An Argentine prosecutor has accused Iran of establishing terrorist networks in Latin America dating back to the 1980s.
State prosecutor Alberto Nisman, who is investigating the 1994 bombing of a Jewish community centre in Buenos Aires that killed 85 people, accused Iran on Wednesday of “infiltrating” South America and setting up intelligence networks to carry out terrorist attacks in the region.
Nisman accused Mohsen Rabbani, Iran’s former cultural attache in Buenos Aires and a suspect in the bombing, of working continually over the last two decades to develop an intelligence network in Brazil, Paraguay, Uruguay, Chile, Colombia, Guyana, Suriname and Trinidad and Tobago.
Nisman said the attack that destroyed the Argentine-Israeli Mutual Association building was no isolated incident, but “part of a much larger plot, in which the role of Rabbani was not limited to Argentina but extended as far as Guyana, as well as being responsible for coordinating these activities across all of South America.”
“These are sleeper cells. They have activities you wouldn’t imagine. Sometimes they die having never received the order to attack,” Nisman said as he presented a 500-page indictment.
He said Iran has sought “to infiltrate the countries of Latin America and install secret intelligence stations with the goal of committing, fomenting and fostering acts of international terrorism in concert with its goals of exporting the revolution.”
‘Truth commission’
The indictment now goes to the judge overseeing the case, Rodolfo Canicoba Corral.
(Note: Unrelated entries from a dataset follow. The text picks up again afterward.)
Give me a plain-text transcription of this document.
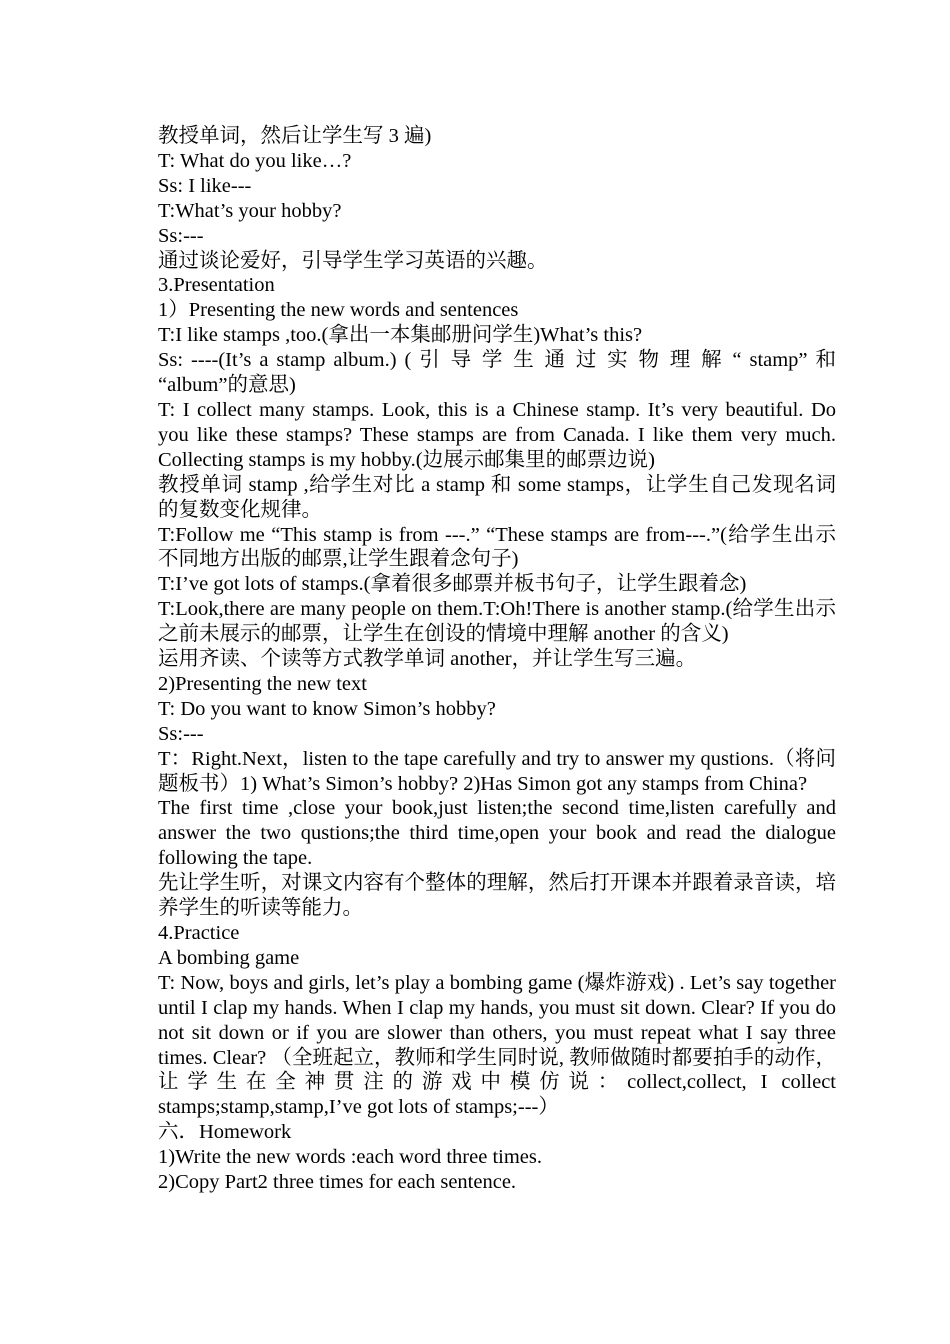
教授单词，然后让学生写 3 遍)

T: What do you like…?

Ss: I like---

T:What’s your hobby?

Ss:---

通过谈论爱好，引导学生学习英语的兴趣。

3.Presentation

1）Presenting the new words and sentences

T:I like stamps ,too.(拿出一本集邮册问学生)What’s this?

Ss: ----(It’s a stamp album.) ( 引 导 学 生 通 过 实 物 理 解 “ stamp” 和 “album”的意思)

T: I collect many stamps. Look, this is a Chinese stamp. It’s very beautiful. Do you like these stamps? These stamps are from Canada. I like them very much. Collecting stamps is my hobby.(边展示邮集里的邮票边说)

教授单词 stamp ,给学生对比 a stamp 和 some stamps，让学生自己发现名词的复数变化规律。

T:Follow me “This stamp is from ---.” “These stamps are from---.”(给学生出示不同地方出版的邮票,让学生跟着念句子)

T:I’ve got lots of stamps.(拿着很多邮票并板书句子，让学生跟着念)

T:Look,there are many people on them.T:Oh!There is another stamp.(给学生出示之前未展示的邮票，让学生在创设的情境中理解 another 的含义)

运用齐读、个读等方式教学单词 another，并让学生写三遍。

2)Presenting the new text

T: Do you want to know Simon’s hobby?

Ss:---

T：Right.Next，listen to the tape carefully and try to answer my qustions.（将问题板书）1) What’s Simon’s hobby? 2)Has Simon got any stamps from China?

The first time ,close your book,just listen;the second time,listen carefully and answer the two qustions;the third time,open your book and read the dialogue following the tape.

先让学生听，对课文内容有个整体的理解，然后打开课本并跟着录音读，培养学生的听读等能力。

4.Practice

A bombing game

T: Now, boys and girls, let’s play a bombing game (爆炸游戏) . Let’s say together until I clap my hands. When I clap my hands, you must sit down. Clear? If you do not sit down or if you are slower than others, you must repeat what I say three times. Clear? （全班起立，教师和学生同时说, 教师做随时都要拍手的动作，让学生在全神贯注的游戏中模仿说：collect,collect, I collect stamps;stamp,stamp,I’ve got lots of stamps;---）

六．Homework

1)Write the new words :each word three times.

2)Copy Part2 three times for each sentence.
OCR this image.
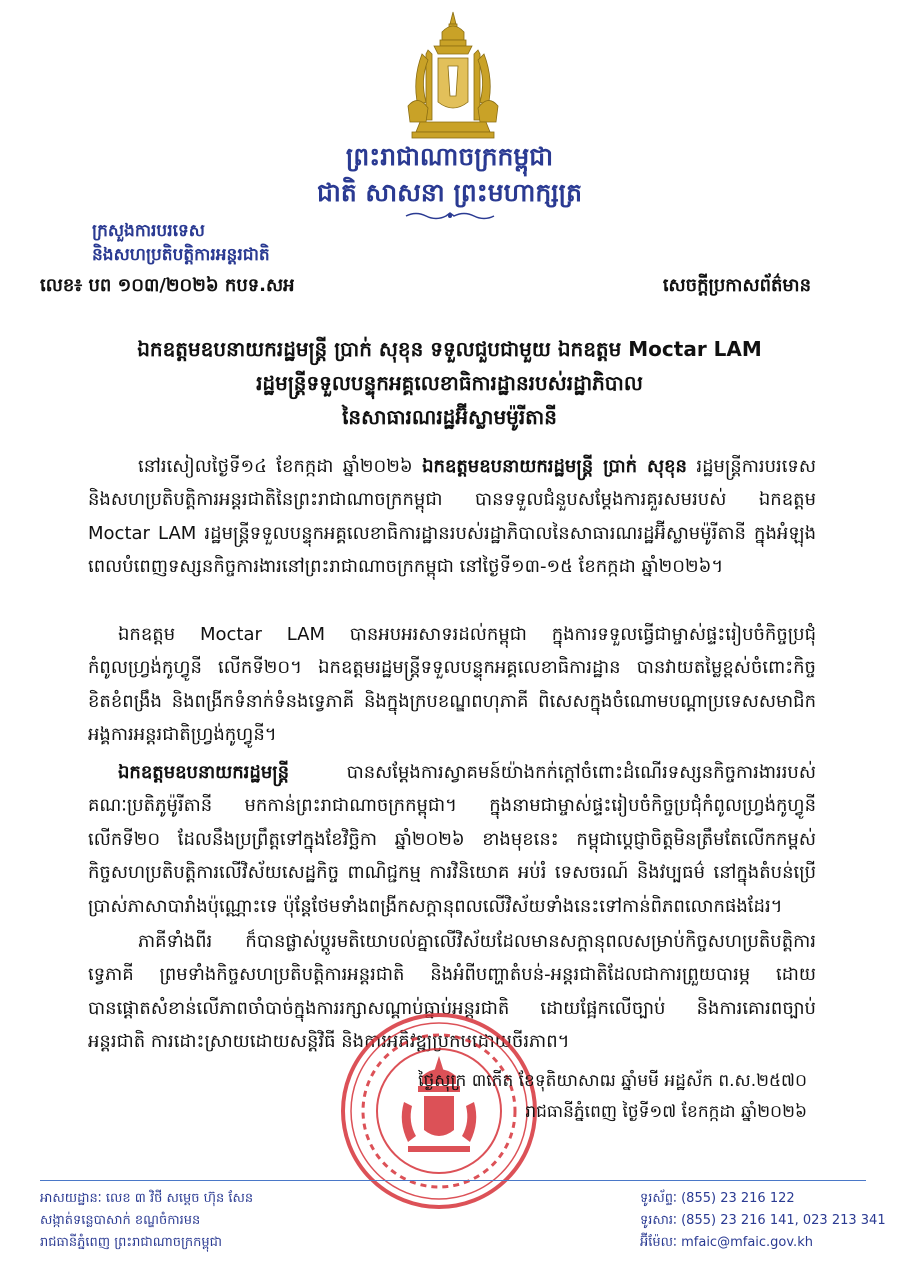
ព្រះរាជាណាចក្រកម្ពុជា
ជាតិ សាសនា ព្រះមហាក្សត្រ
ក្រសួងការបរទេស
និងសហប្រតិបត្តិការអន្តរជាតិ
លេខ៖ បព ១០៣/២០២៦ កបទ.សអ	សេចក្តីប្រកាសព័ត៌មាន
ឯកឧត្តមឧបនាយករដ្ឋមន្ត្រី ប្រាក់ សុខុន ទទួលជួបជាមួយ ឯកឧត្តម Moctar LAM
រដ្ឋមន្ត្រីទទួលបន្ទុកអគ្គលេខាធិការដ្ឋានរបស់រដ្ឋាភិបាល
នៃសាធារណរដ្ឋអ៊ីស្លាមម៉ូរីតានី
នៅរសៀលថ្ងៃទី១៤ ខែកក្កដា ឆ្នាំ២០២៦ ឯកឧត្តមឧបនាយករដ្ឋមន្ត្រី ប្រាក់ សុខុន រដ្ឋមន្ត្រីការបរទេស និងសហប្រតិបត្តិការអន្តរជាតិនៃព្រះរាជាណាចក្រកម្ពុជា បានទទួលជំនួបសម្តែងការគួរសមរបស់ ឯកឧត្តម Moctar LAM រដ្ឋមន្ត្រីទទួលបន្ទុកអគ្គលេខាធិការដ្ឋានរបស់រដ្ឋាភិបាលនៃសាធារណរដ្ឋអ៊ីស្លាមម៉ូរីតានី ក្នុងអំឡុងពេលបំពេញទស្សនកិច្ចការងារនៅព្រះរាជាណាចក្រកម្ពុជា នៅថ្ងៃទី១៣-១៥ ខែកក្កដា ឆ្នាំ២០២៦។
ឯកឧត្តម Moctar LAM បានអបអរសាទរដល់កម្ពុជា ក្នុងការទទួលធ្វើជាម្ចាស់ផ្ទះរៀបចំកិច្ចប្រជុំកំពូលហ្វ្រង់កូហ្វូនី លើកទី២០។ ឯកឧត្តមរដ្ឋមន្ត្រីទទួលបន្ទុកអគ្គលេខាធិការដ្ឋាន បានវាយតម្លៃខ្ពស់ចំពោះកិច្ចខិតខំពង្រឹង និងពង្រីកទំនាក់ទំនងទ្វេភាគី និងក្នុងក្របខណ្ឌពហុភាគី ពិសេសក្នុងចំណោមបណ្តាប្រទេសសមាជិកអង្គការអន្តរជាតិហ្វ្រង់កូហ្វូនី។
ឯកឧត្តមឧបនាយករដ្ឋមន្ត្រី	បានសម្តែងការស្វាគមន៍យ៉ាងកក់ក្តៅចំពោះដំណើរទស្សនកិច្ចការងាររបស់គណៈប្រតិភូម៉ូរីតានី មកកាន់ព្រះរាជាណាចក្រកម្ពុជា។ ក្នុងនាមជាម្ចាស់ផ្ទះរៀបចំកិច្ចប្រជុំកំពូលហ្វ្រង់កូហ្វូនី លើកទី២០ ដែលនឹងប្រព្រឹត្តទៅក្នុងខែវិច្ឆិកា ឆ្នាំ២០២៦ ខាងមុខនេះ កម្ពុជាប្តេជ្ញាចិត្តមិនត្រឹមតែលើកកម្ពស់កិច្ចសហប្រតិបត្តិការលើវិស័យសេដ្ឋកិច្ច ពាណិជ្ជកម្ម ការវិនិយោគ អប់រំ ទេសចរណ៍ និងវប្បធម៌ នៅក្នុងតំបន់ប្រើប្រាស់ភាសាបារាំងប៉ុណ្ណោះទេ ប៉ុន្តែថែមទាំងពង្រីកសក្តានុពលលើវិស័យទាំងនេះទៅកាន់ពិភពលោកផងដែរ។
ភាគីទាំងពីរ ក៏បានផ្លាស់ប្តូរមតិយោបល់គ្នាលើវិស័យដែលមានសក្តានុពលសម្រាប់កិច្ចសហប្រតិបត្តិការទ្វេភាគី ព្រមទាំងកិច្ចសហប្រតិបត្តិការអន្តរជាតិ និងអំពីបញ្ហាតំបន់-អន្តរជាតិដែលជាការព្រួយបារម្ភ ដោយបានផ្តោតសំខាន់លើភាពចាំបាច់ក្នុងការរក្សាសណ្តាប់ធ្នាប់អន្តរជាតិ ដោយផ្អែកលើច្បាប់ និងការគោរពច្បាប់អន្តរជាតិ ការដោះស្រាយដោយសន្តិវិធី និងការអភិវឌ្ឍប្រកបដោយចីរភាព។
ថ្ងៃសុក្រ ៣កើត ខែទុតិយាសាឍ ឆ្នាំមមី អដ្ឋស័ក ព.ស.២៥៧០
រាជធានីភ្នំពេញ ថ្ងៃទី១៧ ខែកក្កដា ឆ្នាំ២០២៦
អាសយដ្ឋានៈ លេខ ៣ វិថី សម្តេច ហ៊ុន សែន
សង្កាត់ទន្លេបាសាក់ ខណ្ឌចំការមន
រាជធានីភ្នំពេញ ព្រះរាជាណាចក្រកម្ពុជា
ទូរស័ព្ទៈ (855) 23 216 122
ទូរសារៈ (855) 23 216 141, 023 213 341
អ៊ីម៉ែលៈ mfaic@mfaic.gov.kh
Nisman said he also sent copies to the countries he named, in keeping with Argentina’s international agreements, so that they too can take action.
The prosecutor has tried for years in vain to get Rabbani and other the suspects extradited to face trial in Argentina.
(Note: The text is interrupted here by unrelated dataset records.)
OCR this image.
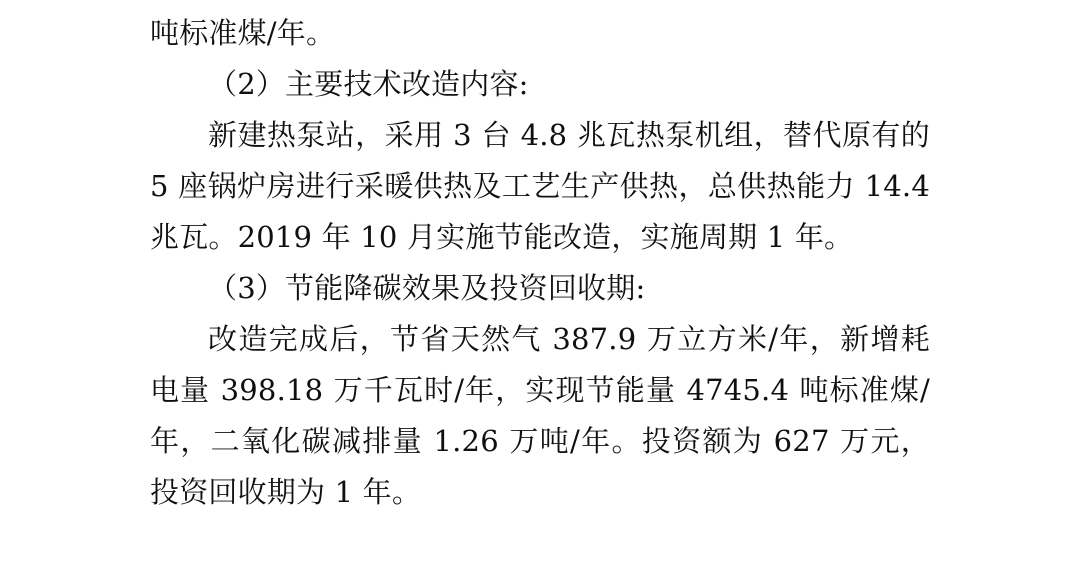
吨标准煤/年。

（2）主要技术改造内容:

新建热泵站，采用 3 台 4.8 兆瓦热泵机组，替代原有的 5 座锅炉房进行采暖供热及工艺生产供热，总供热能力 14.4 兆瓦。2019 年 10 月实施节能改造，实施周期 1 年。

（3）节能降碳效果及投资回收期:

改造完成后，节省天然气 387.9 万立方米/年，新增耗电量 398.18 万千瓦时/年，实现节能量 4745.4 吨标准煤/年，二氧化碳减排量 1.26 万吨/年。投资额为 627 万元，投资回收期为 1 年。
Iran denies any involvement in Argentina’s worst terrorist attack, but has agreed to set up a “truth commission” to facilitate Nisman’s taking their testimony in Tehran. Nisman said it is not his role to comment on that accord, which has been harshly criticised by Argentine Jewish leaders.
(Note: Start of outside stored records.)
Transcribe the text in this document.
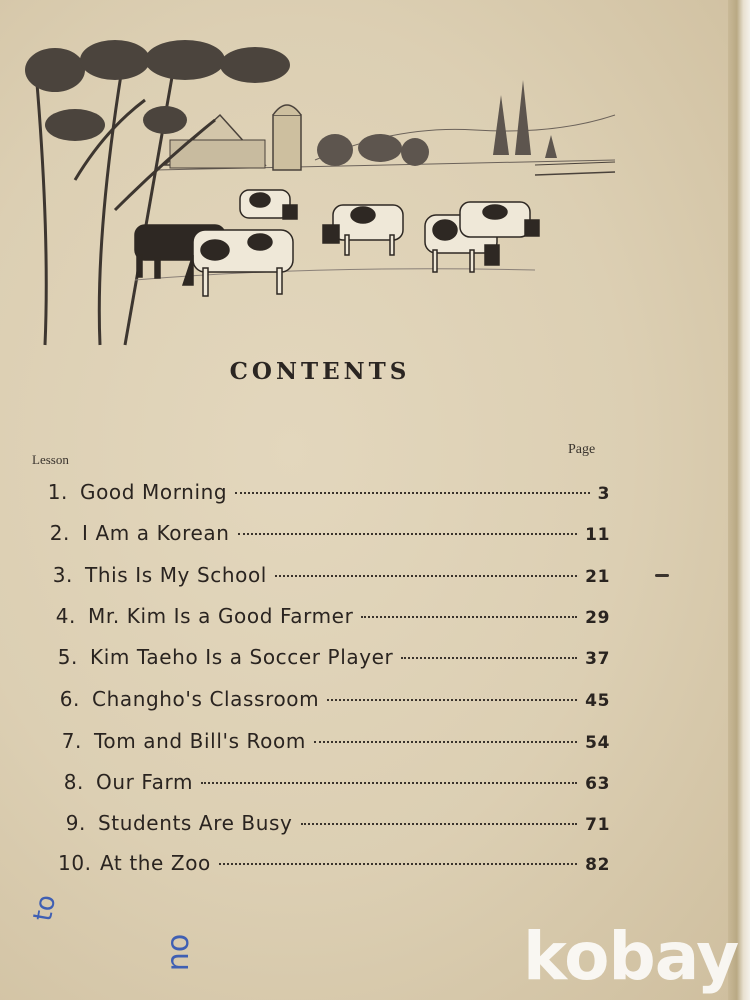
CONTENTS
Lesson
Page
1. Good Morning	3
2. I Am a Korean	11
3. This Is My School	21
4. Mr. Kim Is a Good Farmer	29
5. Kim Taeho Is a Soccer Player	37
6. Changho's Classroom	45
7. Tom and Bill's Room	54
8. Our Farm	63
9. Students Are Busy	71
10. At the Zoo	82
to
no	kobay
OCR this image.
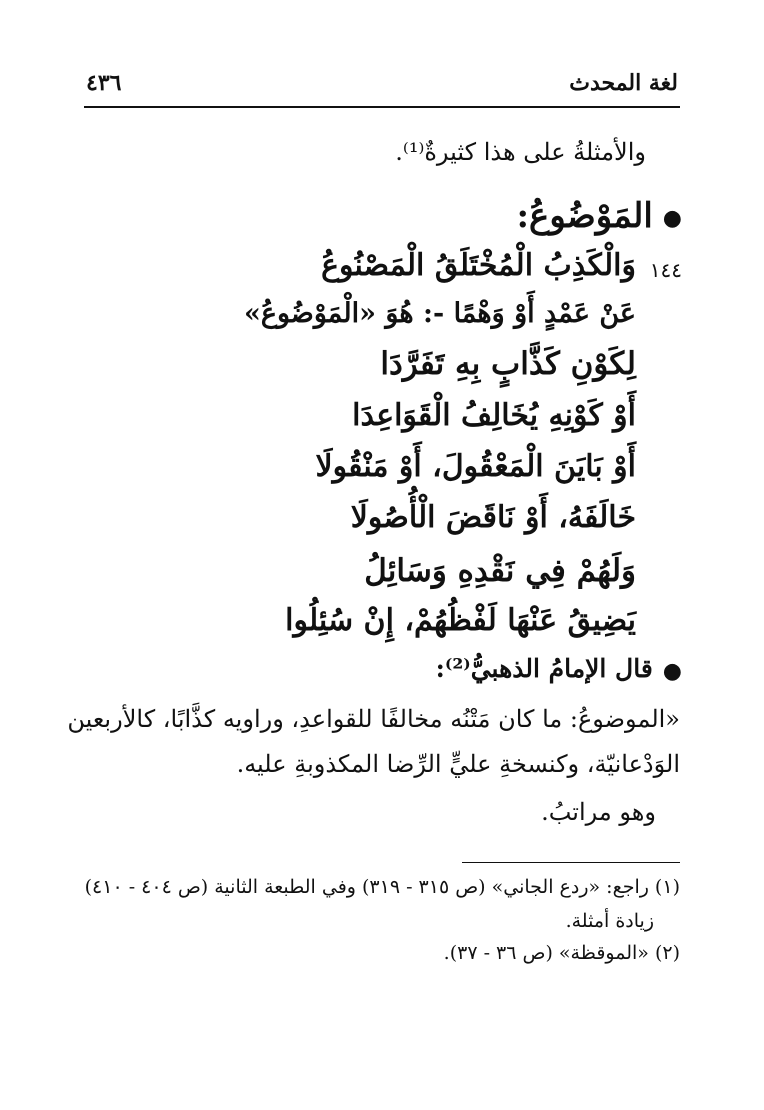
٤٣٦	لغة المحدث
والأمثلةُ على هذا كثيرةٌ⁽¹⁾.
●المَوْضُوعُ:
١٤٤
وَالْكَذِبُ الْمُخْتَلَقُ الْمَصْنُوعُ
عَنْ عَمْدٍ أَوْ وَهْمًا -: هُوَ «الْمَوْضُوعُ»
لِكَوْنِ كَذَّابٍ بِهِ تَفَرَّدَا
أَوْ كَوْنِهِ يُخَالِفُ الْقَوَاعِدَا
أَوْ بَايَنَ الْمَعْقُولَ، أَوْ مَنْقُولَا
خَالَفَهُ، أَوْ نَاقَضَ الْأُصُولَا
وَلَهُمْ فِي نَقْدِهِ وَسَائِلُ
يَضِيقُ عَنْهَا لَفْظُهُمْ، إِنْ سُئِلُوا
●قال الإمامُ الذهبيُّ⁽²⁾:
«الموضوعُ: ما كان مَتْنُه مخالفًا للقواعدِ، وراويه كذَّابًا، كالأربعين
الوَدْعانيّة، وكنسخةِ عليٍّ الرِّضا المكذوبةِ عليه.
وهو مراتبُ.
(١) راجع: «ردع الجاني» (ص ٣١٥ - ٣١٩) وفي الطبعة الثانية (ص ٤٠٤ - ٤١٠)
زيادة أمثلة.
(٢) «الموقظة» (ص ٣٦ - ٣٧).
Argentine President Cristina Fernandez has close ties with other Latin American leaders who are on good terms with Tehran, such as Venezuela’s Nicolas Maduro and Ecuador’s Rafael Correa.
Her government had no immediate comment on Nisman’s report, which reinforced concerns voiced by Jewish leaders in Buenos Aires about the Argentine-Iranian commission.
The forming of the commission was seen as a diplomatic win for Iran as it confronts a US-led effort to isolate Tehran because of its nuclear program, which Western nations fear is aimed at attaining nuclear weapons.
Also on Wednesday, Canada said it will freeze all remaining trade with Iran to protest the Tehran’s nuclear ambitions and its human rights record.
Canada shut its embassy in Tehran in September 2012 and ordered Iranian diplomats to leave, accusing the country of being the most significant threat to world peace.